Pronto, ficou claro: a desigualdade de direitos é um problema global e de todas. Os dados não mentem e justificam, sim, a criação desse novo movimento feminista internacional. Algo precisa ser feito – e urgentemente.
No Brasil, por exemplo, as mulheres trabalham, em média, 7,5 horas a mais que os homens por semana devido à dupla jornada, como informou o Retrato das Desigualdades de Gênero e Raça, estudo divulgado recentemente pelo Instituto de Pesquisa Econômica Aplicada (Ipea).
E quando falamos de remuneração, as estatísticas ainda são piores, já que mulheres ganham, em média, cerca de de 27% menos que os homens nas mesmas posições. Se a mulher for negra, então, recebe 40% menos do que um homem branco. Além disso, só 37% dos cargos em níveis de gerência são ocupados por elas. Equidade salarial? Somente daqui 170 anos, em 2186, como mostrou o Relatório Anual de Desigualdade Global de Gênero 2016.

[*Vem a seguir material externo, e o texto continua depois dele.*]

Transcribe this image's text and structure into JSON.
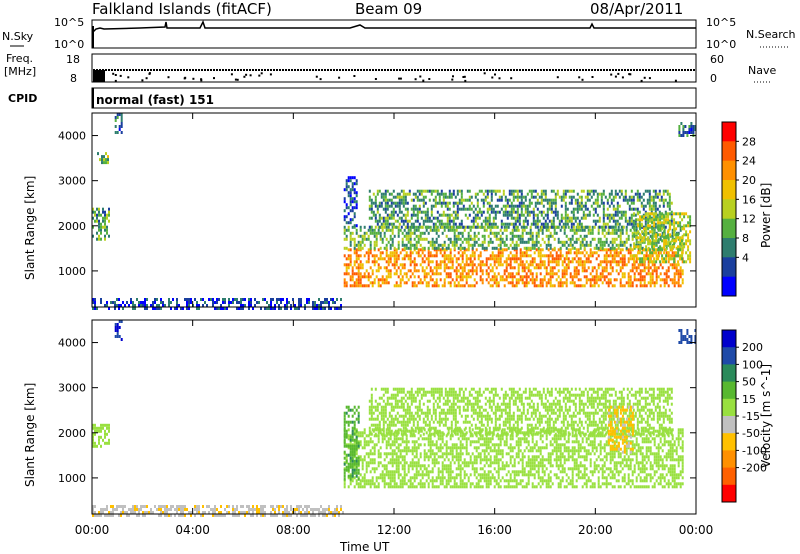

Por isso, discursos como os de Michel Temer no último dia 8 são perigosos e inadmissíveis. Entre diversos absurdos, o atual presidente do Brasil atribuiu apenas às mães a responsabilidade de educação dos filhos e, segundo ele, a participação feminina na economia é restrita ao ambiente do supermercado. Além disso, ele citou a grande presença feminina no Congresso Nacional – uma mentira, já que dos 513 deputados, apenas 55 são mulheres e no Senado, dos 81 senadores, 12 são mulheres. Vale também lembrar que inicialmente NENHUMA mulher foi indicada para compor a equipe ministerial do Governo. Atualmente Grace Maria Fernandes Mendonça, na Advocacia Geral da União (AGU), é a única ministra em atividade.
Triste é constatar como a linha de pensamento dele sequer está alinhada com a da opinião pública. Uma pesquisa do Ibope e da Organização das Nações Unidas (ONU) Mulheres, divulgada neste mês, mostrou que 75% dos brasileiros consideram de grande ou extrema importância que gestores e legisladores desenvolvam políticas de promoção da igualdade entre mulheres e homens.

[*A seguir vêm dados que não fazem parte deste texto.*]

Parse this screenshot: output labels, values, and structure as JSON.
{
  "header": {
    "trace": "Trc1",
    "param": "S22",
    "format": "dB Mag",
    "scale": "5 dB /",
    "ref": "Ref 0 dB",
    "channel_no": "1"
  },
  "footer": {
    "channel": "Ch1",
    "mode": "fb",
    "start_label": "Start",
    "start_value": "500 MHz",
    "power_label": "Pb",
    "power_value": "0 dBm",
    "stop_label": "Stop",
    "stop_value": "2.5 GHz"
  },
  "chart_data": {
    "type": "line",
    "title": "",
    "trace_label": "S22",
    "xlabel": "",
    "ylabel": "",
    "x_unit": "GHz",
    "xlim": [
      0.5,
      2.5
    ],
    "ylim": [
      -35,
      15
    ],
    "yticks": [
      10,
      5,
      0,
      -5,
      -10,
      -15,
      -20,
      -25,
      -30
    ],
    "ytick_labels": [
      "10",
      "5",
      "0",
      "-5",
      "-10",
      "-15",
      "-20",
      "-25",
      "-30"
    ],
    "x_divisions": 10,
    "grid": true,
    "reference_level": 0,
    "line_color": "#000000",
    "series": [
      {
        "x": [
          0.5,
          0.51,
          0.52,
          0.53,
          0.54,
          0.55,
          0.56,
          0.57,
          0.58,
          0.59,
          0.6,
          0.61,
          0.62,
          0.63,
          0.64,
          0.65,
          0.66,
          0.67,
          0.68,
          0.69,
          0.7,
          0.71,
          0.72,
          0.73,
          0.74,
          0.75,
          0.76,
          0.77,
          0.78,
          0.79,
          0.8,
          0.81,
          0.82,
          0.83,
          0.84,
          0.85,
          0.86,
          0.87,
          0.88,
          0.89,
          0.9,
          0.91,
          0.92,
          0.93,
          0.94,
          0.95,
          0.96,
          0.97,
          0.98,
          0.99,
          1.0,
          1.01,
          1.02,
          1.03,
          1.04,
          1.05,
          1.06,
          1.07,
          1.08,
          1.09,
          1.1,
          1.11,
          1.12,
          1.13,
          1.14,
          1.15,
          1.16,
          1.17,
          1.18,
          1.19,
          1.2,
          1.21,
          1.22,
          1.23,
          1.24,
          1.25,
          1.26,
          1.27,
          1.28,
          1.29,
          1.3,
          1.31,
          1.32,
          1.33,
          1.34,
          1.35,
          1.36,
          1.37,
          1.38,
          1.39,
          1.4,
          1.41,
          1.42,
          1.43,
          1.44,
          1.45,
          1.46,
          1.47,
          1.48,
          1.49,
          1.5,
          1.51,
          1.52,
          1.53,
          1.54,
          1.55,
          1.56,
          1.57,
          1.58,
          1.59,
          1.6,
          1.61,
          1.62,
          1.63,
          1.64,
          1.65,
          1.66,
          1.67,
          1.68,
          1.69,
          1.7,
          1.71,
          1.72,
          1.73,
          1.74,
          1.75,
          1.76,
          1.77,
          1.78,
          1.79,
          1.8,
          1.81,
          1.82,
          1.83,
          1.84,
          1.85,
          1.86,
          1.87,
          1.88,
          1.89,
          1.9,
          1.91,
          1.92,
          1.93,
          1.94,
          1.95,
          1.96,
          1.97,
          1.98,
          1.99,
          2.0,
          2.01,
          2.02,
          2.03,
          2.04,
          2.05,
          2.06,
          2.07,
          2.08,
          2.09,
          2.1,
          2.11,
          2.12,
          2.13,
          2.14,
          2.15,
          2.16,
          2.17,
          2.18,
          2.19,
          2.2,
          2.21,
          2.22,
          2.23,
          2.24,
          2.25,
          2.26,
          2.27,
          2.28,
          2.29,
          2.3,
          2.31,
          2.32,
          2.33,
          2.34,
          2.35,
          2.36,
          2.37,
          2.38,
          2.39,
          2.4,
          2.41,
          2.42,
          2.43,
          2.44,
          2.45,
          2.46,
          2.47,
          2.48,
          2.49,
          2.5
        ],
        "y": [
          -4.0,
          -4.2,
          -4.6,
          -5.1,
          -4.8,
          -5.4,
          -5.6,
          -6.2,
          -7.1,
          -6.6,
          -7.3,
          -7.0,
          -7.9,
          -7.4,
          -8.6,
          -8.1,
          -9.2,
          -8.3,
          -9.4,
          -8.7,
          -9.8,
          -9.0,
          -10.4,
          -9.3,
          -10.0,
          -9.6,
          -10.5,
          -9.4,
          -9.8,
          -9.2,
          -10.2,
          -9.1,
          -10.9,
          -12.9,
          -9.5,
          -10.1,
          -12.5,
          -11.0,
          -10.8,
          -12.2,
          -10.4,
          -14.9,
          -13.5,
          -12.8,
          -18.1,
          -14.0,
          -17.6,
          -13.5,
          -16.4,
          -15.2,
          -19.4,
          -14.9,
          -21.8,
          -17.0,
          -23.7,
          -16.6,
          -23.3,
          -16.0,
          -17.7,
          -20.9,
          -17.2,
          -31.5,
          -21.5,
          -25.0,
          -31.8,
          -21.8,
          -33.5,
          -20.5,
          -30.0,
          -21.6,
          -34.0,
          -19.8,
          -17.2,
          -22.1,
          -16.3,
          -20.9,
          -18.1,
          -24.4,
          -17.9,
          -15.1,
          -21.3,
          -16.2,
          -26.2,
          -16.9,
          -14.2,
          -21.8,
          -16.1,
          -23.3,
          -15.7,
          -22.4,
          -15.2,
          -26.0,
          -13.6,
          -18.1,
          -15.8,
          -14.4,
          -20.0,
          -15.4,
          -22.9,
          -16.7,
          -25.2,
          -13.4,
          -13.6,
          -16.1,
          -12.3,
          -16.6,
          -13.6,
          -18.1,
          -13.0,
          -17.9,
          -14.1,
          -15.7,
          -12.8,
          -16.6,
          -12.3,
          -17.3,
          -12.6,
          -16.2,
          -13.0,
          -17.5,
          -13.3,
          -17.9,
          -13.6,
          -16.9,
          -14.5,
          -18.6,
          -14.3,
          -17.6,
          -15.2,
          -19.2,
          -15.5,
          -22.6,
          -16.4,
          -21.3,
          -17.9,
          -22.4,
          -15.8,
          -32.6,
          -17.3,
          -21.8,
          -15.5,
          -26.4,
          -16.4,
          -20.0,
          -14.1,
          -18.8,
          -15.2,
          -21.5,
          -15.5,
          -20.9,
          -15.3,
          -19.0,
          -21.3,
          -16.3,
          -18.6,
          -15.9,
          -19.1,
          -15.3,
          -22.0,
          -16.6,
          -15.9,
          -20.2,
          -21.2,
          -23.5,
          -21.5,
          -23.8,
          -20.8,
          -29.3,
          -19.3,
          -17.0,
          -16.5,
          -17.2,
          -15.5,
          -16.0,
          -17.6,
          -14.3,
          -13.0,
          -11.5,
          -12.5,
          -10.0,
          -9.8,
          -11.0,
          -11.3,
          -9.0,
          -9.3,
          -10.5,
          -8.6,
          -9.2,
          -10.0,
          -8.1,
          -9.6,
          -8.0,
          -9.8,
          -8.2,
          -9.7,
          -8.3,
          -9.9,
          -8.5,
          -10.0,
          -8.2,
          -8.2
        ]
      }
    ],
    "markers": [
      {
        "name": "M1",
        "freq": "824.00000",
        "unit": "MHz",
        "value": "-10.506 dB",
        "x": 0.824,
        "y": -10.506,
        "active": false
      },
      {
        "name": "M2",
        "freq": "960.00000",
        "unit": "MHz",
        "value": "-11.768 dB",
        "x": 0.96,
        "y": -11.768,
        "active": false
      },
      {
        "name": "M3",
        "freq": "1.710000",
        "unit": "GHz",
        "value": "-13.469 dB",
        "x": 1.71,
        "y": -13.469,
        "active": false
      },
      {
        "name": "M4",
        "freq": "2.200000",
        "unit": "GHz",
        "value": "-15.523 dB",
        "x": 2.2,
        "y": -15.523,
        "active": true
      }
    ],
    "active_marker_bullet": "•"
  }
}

Na contramão da fala do presidente, Justin Trudeau, o primeiro-ministro do Canadá, no Dia Internacional da Mulher, se mostrou muito mais conectado com o tempo e empático. “Mulheres ao redor do mundo recebem pagamentos menores, menos promoções e é negado a elas o controle do próprio corpo e reprodutivo. E enfrentam taxas muito altas de violência, assédios verbais, físicos e sexuais. Todos esses problemas são ainda maiores para indígenas, negras e mulheres trans”, disse ele. O canadense também prometeu doar 650 milhões de dólares canadenses para iniciativas que promovam a saúde reprodutiva feminina e os direitos delas ao redor do mundo.
Algumas mudanças
Neste mês, o Canadá também saiu na frente e estuda colocar um fim no uso de salto alto obrigatório, exigência absurda de alguns locais de trabalho. Outra boa notícia, desta vez no Brasil, é que, pela primeira vez, o Supremo Tribunal Federal irá analisar se a lei que proíbe o aborto está realmente de acordo com a constituição brasileira.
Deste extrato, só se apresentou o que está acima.